Bind-mounted configuration is not the only option, naturally. If you
prefer the _Immutable Infrastructure_ approach, you can prepare a
custom image containing your configuration by using a +Dockerfile+
like this one:

["source","dockerfile",subs="attributes"]
--------------------------------------------
FROM {docker-image}
RUN rm -f /usr/share/logstash/pipeline/logstash.conf
COPY pipeline/ /usr/share/logstash/pipeline/
COPY config/ /usr/share/logstash/config/
--------------------------------------------

Be sure to replace or delete `logstash.conf` in your custom image, so
that you don't retain the example config from the base image.

[[docker-env-config]]
===== Environment variable configuration

Under Docker, Logstash settings can be configured via environment
variables. When the container starts, a helper process checks the environment
for variables that can be mapped to Logstash settings. Settings that are found
in the environment override those in the `logstash.yml` as the container starts up.

For compatibility with container orchestration systems, these environment
variables are written in all capitals, with underscores as word
separators.

Some example translations are shown here:

.Example Docker Environment Variables
[horizontal]
**Environment Variable**:: **Logstash Setting**
`PIPELINE_WORKERS`:: `pipeline.workers`
`LOG_LEVEL`:: `log.level`
`MONITORING_ENABLED`:: `monitoring.enabled`

In general, any setting listed in the <<logstash-settings-file, settings
documentation>> can be configured with this technique.
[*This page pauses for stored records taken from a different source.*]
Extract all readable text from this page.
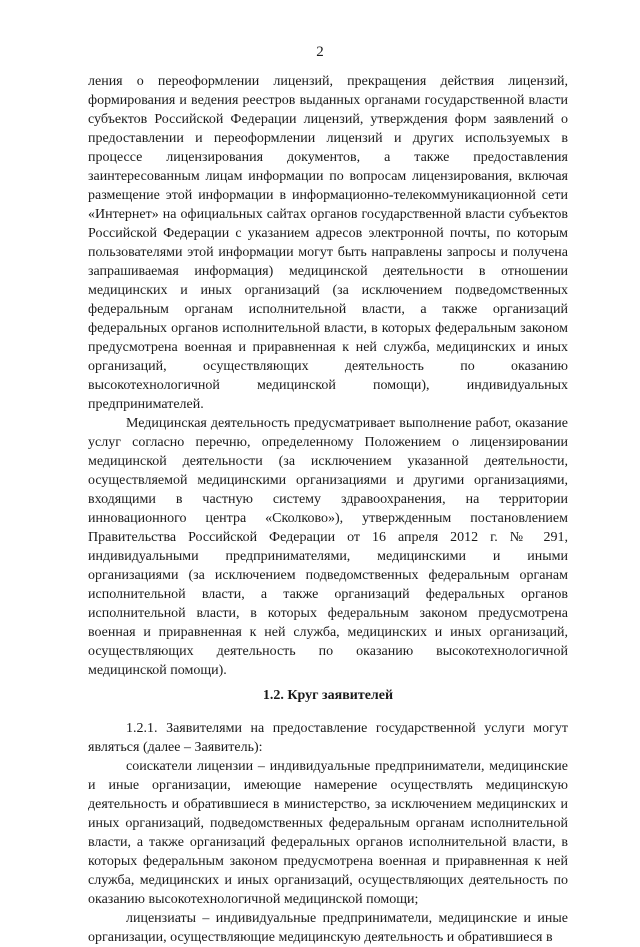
2

ления о переоформлении лицензий, прекращения действия лицензий, формирования и ведения реестров выданных органами государственной власти субъектов Российской Федерации лицензий, утверждения форм заявлений о предоставлении и переоформлении лицензий и других используемых в процессе лицензирования документов, а также предоставления заинтересованным лицам информации по вопросам лицензирования, включая размещение этой информации в информационно-телекоммуникационной сети «Интернет» на официальных сайтах органов государственной власти субъектов Российской Федерации с указанием адресов электронной почты, по которым пользователями этой информации могут быть направлены запросы и получена запрашиваемая информация) медицинской деятельности в отношении медицинских и иных организаций (за исключением подведомственных федеральным органам исполнительной власти, а также организаций федеральных органов исполнительной власти, в которых федеральным законом предусмотрена военная и приравненная к ней служба, медицинских и иных организаций, осуществляющих деятельность по оказанию высокотехнологичной медицинской помощи), индивидуальных предпринимателей.

Медицинская деятельность предусматривает выполнение работ, оказание услуг согласно перечню, определенному Положением о лицензировании медицинской деятельности (за исключением указанной деятельности, осуществляемой медицинскими организациями и другими организациями, входящими в частную систему здравоохранения, на территории инновационного центра «Сколково»), утвержденным постановлением Правительства Российской Федерации от 16 апреля 2012 г. № 291, индивидуальными предпринимателями, медицинскими и иными организациями (за исключением подведомственных федеральным органам исполнительной власти, а также организаций федеральных органов исполнительной власти, в которых федеральным законом предусмотрена военная и приравненная к ней служба, медицинских и иных организаций, осуществляющих деятельность по оказанию высокотехнологичной медицинской помощи).

1.2. Круг заявителей

1.2.1. Заявителями на предоставление государственной услуги могут являться (далее – Заявитель):

соискатели лицензии – индивидуальные предприниматели, медицинские и иные организации, имеющие намерение осуществлять медицинскую деятельность и обратившиеся в министерство, за исключением медицинских и иных организаций, подведомственных федеральным органам исполнительной власти, а также организаций федеральных органов исполнительной власти, в которых федеральным законом предусмотрена военная и приравненная к ней служба, медицинских и иных организаций, осуществляющих деятельность по оказанию высокотехнологичной медицинской помощи;

лицензиаты – индивидуальные предприниматели, медицинские и иные организации, осуществляющие медицинскую деятельность и обратившиеся в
NOTE: Defining settings with environment variables causes `logstash.yml` to
be modified in place. This behaviour is likely undesirable if `logstash.yml` was
bind-mounted from the host system. Thus, it is not recommended to
combine the bind-mount technique with the environment variable technique. It
is best to choose a single method for defining Logstash settings.

==== Docker defaults
The following settings have different default values when using the Docker
images:

[horizontal]
`http.host`:: `0.0.0.0`
`monitoring.elasticsearch.hosts`:: `http://elasticsearch:9200`

NOTE: The setting `monitoring.elasticsearch.hosts` is not
defined in the `-oss` image.

These settings are defined in the default `logstash.yml`. They can be overridden
with a <<docker-bind-mount-settings,custom `logstash.yml`>> or via
<<docker-env-config,environment variables>>.
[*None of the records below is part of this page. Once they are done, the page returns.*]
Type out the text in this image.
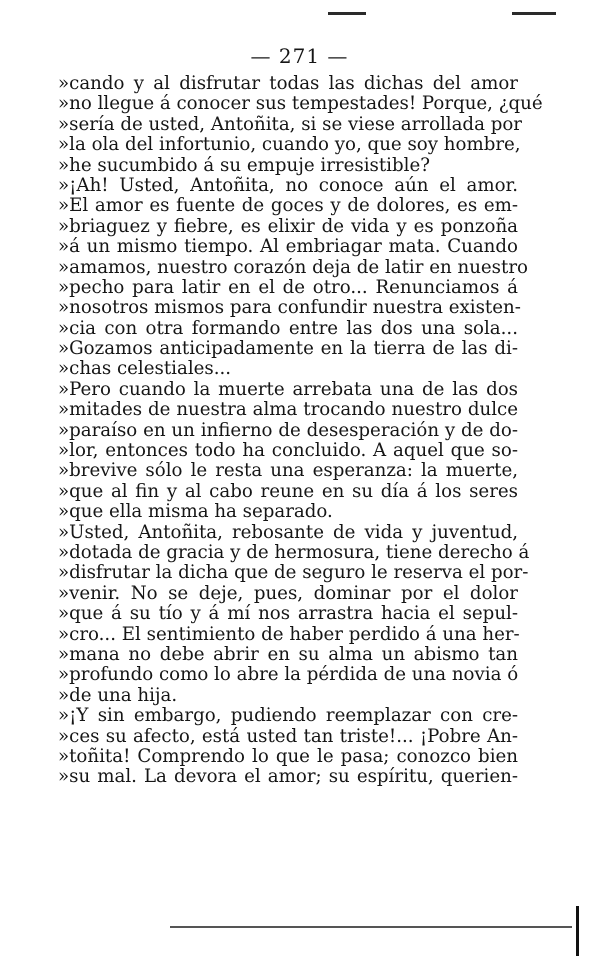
— 271 —
»cando y al disfrutar todas las dichas del amor
»no llegue á conocer sus tempestades! Porque, ¿qué
»sería de usted, Antoñita, si se viese arrollada por
»la ola del infortunio, cuando yo, que soy hombre,
»he sucumbido á su empuje irresistible?
»¡Ah! Usted, Antoñita, no conoce aún el amor.
»El amor es fuente de goces y de dolores, es em-
»briaguez y fiebre, es elixir de vida y es ponzoña
»á un mismo tiempo. Al embriagar mata. Cuando
»amamos, nuestro corazón deja de latir en nuestro
»pecho para latir en el de otro... Renunciamos á
»nosotros mismos para confundir nuestra existen-
»cia con otra formando entre las dos una sola...
»Gozamos anticipadamente en la tierra de las di-
»chas celestiales...
»Pero cuando la muerte arrebata una de las dos
»mitades de nuestra alma trocando nuestro dulce
»paraíso en un infierno de desesperación y de do-
»lor, entonces todo ha concluido. A aquel que so-
»brevive sólo le resta una esperanza: la muerte,
»que al fin y al cabo reune en su día á los seres
»que ella misma ha separado.
»Usted, Antoñita, rebosante de vida y juventud,
»dotada de gracia y de hermosura, tiene derecho á
»disfrutar la dicha que de seguro le reserva el por-
»venir. No se deje, pues, dominar por el dolor
»que á su tío y á mí nos arrastra hacia el sepul-
»cro... El sentimiento de haber perdido á una her-
»mana no debe abrir en su alma un abismo tan
»profundo como lo abre la pérdida de una novia ó
»de una hija.
»¡Y sin embargo, pudiendo reemplazar con cre-
»ces su afecto, está usted tan triste!... ¡Pobre An-
»toñita! Comprendo lo que le pasa; conozco bien
»su mal. La devora el amor; su espíritu, querien-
IMPORTANT: If replacing `logstash.yml` with a custom version, be sure to copy the
above defaults to the custom file if you want to retain them. If not, they will
be "masked" by the new file.

==== Logging Configuration

Under Docker, Logstash logs go to standard output by default. To
change this behaviour, use any of the techniques above to replace the
file at +/usr/share/logstash/config/log4j2.properties+.